As The Economist recently reported, the Financial Action Task Force (FATF) was organized by the G7 thirty-five years ago as a “one-year, fact-finding unit that would catalogue policies to stop money laundering associated with the drug trade….”  That was then, this is now.  The recommendations are not binding on countries, but because they can block access to dollar-based financial markets, largely still controlled in the United States, countries would be ignoring the task force at their peril, because it could block foreign investment and other capital flow.

Well and good, but the FATF standards are so vague and their oversight so sloppy that in the hands of autocratic governments, wolves can run wild with this sheep’s clothing.  These rules have been used to justify shutting down bank accounts, police and military intrusions into nonprofit offices, and other actions which essentially put organizations out of business and activists in danger.
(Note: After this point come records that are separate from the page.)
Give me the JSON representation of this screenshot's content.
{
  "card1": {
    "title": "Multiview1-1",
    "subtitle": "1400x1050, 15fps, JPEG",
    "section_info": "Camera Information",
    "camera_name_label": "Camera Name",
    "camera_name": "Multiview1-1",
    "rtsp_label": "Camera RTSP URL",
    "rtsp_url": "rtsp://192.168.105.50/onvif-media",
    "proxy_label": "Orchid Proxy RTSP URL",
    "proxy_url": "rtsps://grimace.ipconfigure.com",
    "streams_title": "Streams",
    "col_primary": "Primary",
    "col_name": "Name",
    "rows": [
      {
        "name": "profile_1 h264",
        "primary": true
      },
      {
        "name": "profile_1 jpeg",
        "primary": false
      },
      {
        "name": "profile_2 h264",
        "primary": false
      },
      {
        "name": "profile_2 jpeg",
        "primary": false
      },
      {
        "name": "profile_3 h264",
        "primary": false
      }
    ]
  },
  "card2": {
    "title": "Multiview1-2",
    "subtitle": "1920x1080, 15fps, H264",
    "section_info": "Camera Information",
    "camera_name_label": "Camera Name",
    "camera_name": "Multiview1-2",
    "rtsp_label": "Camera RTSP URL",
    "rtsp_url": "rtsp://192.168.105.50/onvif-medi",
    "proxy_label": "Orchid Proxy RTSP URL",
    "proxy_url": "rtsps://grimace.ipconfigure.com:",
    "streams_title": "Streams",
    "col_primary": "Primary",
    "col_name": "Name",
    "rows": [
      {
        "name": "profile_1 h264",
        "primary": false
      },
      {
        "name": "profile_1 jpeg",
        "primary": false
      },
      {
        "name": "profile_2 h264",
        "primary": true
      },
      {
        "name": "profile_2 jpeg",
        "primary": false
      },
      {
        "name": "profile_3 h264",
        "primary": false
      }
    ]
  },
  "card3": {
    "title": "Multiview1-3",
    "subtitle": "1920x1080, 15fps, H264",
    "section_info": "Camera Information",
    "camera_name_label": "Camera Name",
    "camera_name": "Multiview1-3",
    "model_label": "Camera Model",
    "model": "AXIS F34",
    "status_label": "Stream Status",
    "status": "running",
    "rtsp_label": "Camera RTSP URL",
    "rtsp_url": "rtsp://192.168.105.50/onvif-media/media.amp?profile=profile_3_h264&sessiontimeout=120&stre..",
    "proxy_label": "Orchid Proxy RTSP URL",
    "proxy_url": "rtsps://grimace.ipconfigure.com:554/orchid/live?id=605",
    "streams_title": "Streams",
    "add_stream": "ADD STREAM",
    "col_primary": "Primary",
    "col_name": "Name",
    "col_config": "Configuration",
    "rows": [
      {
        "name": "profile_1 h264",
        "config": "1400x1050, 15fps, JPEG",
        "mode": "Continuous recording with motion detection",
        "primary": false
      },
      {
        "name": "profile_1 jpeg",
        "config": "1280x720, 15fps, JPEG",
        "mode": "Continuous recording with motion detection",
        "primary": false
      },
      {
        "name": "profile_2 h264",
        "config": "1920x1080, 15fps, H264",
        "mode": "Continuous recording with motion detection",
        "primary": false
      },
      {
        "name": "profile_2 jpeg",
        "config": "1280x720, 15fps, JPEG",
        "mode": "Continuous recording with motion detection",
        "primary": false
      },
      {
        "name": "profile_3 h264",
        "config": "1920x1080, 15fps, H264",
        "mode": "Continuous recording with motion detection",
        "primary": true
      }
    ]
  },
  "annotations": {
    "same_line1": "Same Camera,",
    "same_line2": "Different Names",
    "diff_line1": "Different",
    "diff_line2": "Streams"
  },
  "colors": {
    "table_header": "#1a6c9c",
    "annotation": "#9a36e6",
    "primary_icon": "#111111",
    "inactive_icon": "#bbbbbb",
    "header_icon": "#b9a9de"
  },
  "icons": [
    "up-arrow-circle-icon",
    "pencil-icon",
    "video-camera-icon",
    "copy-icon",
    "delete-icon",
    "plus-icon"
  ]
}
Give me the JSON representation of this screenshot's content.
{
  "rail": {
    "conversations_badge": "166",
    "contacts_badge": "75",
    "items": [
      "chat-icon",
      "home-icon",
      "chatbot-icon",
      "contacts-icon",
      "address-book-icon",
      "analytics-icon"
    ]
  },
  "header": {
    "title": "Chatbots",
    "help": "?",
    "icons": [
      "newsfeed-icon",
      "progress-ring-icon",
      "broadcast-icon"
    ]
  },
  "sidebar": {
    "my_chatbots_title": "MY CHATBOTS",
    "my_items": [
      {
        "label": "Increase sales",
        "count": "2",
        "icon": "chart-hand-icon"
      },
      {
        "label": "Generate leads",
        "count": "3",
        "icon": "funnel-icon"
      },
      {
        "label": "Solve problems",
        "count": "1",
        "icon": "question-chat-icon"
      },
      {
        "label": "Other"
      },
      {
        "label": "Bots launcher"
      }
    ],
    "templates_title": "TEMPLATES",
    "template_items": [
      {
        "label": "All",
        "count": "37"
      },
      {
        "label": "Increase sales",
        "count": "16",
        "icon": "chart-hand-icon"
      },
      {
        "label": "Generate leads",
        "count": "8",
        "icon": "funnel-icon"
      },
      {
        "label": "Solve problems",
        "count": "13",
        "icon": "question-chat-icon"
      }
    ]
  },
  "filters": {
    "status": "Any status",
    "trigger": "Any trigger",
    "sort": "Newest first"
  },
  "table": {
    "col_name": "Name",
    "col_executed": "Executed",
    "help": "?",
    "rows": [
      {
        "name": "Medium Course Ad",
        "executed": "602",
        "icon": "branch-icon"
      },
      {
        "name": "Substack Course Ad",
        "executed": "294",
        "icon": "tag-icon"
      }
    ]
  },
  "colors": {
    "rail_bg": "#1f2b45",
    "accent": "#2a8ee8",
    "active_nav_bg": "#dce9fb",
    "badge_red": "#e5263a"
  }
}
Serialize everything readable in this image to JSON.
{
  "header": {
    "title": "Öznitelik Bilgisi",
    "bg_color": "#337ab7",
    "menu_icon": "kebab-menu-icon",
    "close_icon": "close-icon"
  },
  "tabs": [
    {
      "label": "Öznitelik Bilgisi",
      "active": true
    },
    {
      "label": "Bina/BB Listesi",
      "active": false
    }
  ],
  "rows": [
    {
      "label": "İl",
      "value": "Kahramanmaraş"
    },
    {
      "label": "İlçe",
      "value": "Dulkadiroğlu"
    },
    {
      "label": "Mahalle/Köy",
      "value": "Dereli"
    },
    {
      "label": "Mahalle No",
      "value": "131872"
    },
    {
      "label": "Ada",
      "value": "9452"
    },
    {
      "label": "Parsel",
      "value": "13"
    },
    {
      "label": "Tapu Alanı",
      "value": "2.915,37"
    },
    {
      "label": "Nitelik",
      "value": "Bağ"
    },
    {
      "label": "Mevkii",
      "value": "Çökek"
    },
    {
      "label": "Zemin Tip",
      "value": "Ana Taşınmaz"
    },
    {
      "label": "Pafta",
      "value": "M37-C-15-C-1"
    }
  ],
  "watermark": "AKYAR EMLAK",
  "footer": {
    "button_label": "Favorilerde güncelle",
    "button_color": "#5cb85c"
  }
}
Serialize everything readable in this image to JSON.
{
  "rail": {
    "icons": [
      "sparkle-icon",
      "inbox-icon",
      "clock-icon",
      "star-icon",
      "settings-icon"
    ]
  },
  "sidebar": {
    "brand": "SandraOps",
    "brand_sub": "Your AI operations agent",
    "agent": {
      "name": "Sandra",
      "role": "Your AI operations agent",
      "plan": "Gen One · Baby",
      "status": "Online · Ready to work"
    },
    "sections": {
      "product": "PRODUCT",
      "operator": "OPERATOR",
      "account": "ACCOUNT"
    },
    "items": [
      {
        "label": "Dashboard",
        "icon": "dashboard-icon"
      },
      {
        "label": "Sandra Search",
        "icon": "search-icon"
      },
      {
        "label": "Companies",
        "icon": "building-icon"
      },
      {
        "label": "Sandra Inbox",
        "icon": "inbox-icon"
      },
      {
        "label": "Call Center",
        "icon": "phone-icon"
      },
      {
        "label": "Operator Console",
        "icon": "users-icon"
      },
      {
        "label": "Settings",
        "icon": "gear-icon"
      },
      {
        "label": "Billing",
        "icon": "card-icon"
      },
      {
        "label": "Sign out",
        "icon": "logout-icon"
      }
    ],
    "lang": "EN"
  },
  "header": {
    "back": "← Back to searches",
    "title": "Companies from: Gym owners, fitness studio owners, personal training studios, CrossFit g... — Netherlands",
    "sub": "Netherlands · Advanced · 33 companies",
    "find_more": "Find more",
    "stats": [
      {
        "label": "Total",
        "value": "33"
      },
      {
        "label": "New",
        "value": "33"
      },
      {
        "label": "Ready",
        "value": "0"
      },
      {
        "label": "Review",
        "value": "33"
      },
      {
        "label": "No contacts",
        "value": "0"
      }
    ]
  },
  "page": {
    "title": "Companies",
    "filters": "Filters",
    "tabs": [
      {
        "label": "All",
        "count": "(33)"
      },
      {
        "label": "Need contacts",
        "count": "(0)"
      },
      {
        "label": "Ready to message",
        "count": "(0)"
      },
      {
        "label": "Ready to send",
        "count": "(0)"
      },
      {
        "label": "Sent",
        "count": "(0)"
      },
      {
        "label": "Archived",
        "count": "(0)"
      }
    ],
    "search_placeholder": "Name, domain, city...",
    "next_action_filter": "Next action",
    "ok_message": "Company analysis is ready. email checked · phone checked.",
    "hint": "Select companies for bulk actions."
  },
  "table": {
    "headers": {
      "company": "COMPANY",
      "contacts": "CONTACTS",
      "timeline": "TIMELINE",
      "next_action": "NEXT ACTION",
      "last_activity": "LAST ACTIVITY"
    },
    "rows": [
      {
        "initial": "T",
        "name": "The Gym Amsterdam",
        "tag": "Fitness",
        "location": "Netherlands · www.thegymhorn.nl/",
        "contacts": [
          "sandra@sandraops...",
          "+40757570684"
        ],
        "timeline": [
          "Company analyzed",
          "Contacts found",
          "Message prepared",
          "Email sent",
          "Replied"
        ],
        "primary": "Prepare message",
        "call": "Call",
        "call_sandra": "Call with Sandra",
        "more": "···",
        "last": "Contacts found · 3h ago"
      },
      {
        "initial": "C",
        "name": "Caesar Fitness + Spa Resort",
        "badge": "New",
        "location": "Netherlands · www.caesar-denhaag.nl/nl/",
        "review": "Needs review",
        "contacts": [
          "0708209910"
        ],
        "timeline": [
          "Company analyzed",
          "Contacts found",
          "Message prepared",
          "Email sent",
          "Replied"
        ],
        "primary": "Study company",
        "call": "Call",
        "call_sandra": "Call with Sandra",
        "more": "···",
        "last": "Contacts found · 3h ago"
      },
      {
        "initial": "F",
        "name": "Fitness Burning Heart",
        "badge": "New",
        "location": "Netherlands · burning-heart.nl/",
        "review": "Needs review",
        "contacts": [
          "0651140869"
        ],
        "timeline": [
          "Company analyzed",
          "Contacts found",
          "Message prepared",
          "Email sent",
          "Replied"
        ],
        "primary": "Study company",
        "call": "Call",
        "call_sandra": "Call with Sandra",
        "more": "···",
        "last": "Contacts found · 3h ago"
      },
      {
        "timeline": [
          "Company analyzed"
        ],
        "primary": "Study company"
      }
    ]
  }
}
This has become common for large NGOs in India on the pretense that they were receiving foreign funds that might be suspect or not using the mandated accounts in government-owned banks, where all transactions could be scrutinized.  The abuse is transparent: “Only 2% of those investigated under India’s Unlawful Activities Prevention Act from 2016 to 2019 have been convicted of a crime….”  Tunisia, once the darling of the Arab Spring, has shuttered numerous nonprofits that had even the flimsiest relationship to the governmental opposition.  ACORN in Tunisia was effectively closed, with leaders and organizers interviewed and harassed for no reason.  Outrages have been reported in the Philippines, Egypt, Hungary, Turkey, Belarus, Kazakhstan, and other countries.  Trudeau’s Canada even used this tool to cut the financial contributions being made to support the truckers protest in Ottawa in recent years.  Lexis Nexis reports that 130,000 outfits have been alleged to have laundered money with “30,000 having assets frozen, up from 24,000 last year.”

Of course, banks are hyper conservative and have also used specious reasons to arbitrarily close accounts for various businesses and nonprofits without explanation.  FATF revised Recommendation 8 “to limit abuse and tackle the widespread ‘debanking’ of charities.”  No observer believes that this will fix the problem or prevent its abuse as a tool to stop dissent, protest, and basic people-supporting nonprofits.  Legal action has succeeded in Kenya and Uganda, but these are the exceptions, not the rule.

All of this may seem under the radar, but the impact is huge.  Once civil society is curtailed and de facto outlawed, governmental impunity becomes the standard operating procedure.  As long as the G7 allows this, it will be a permanent stain on any laundry they are pretending to clean.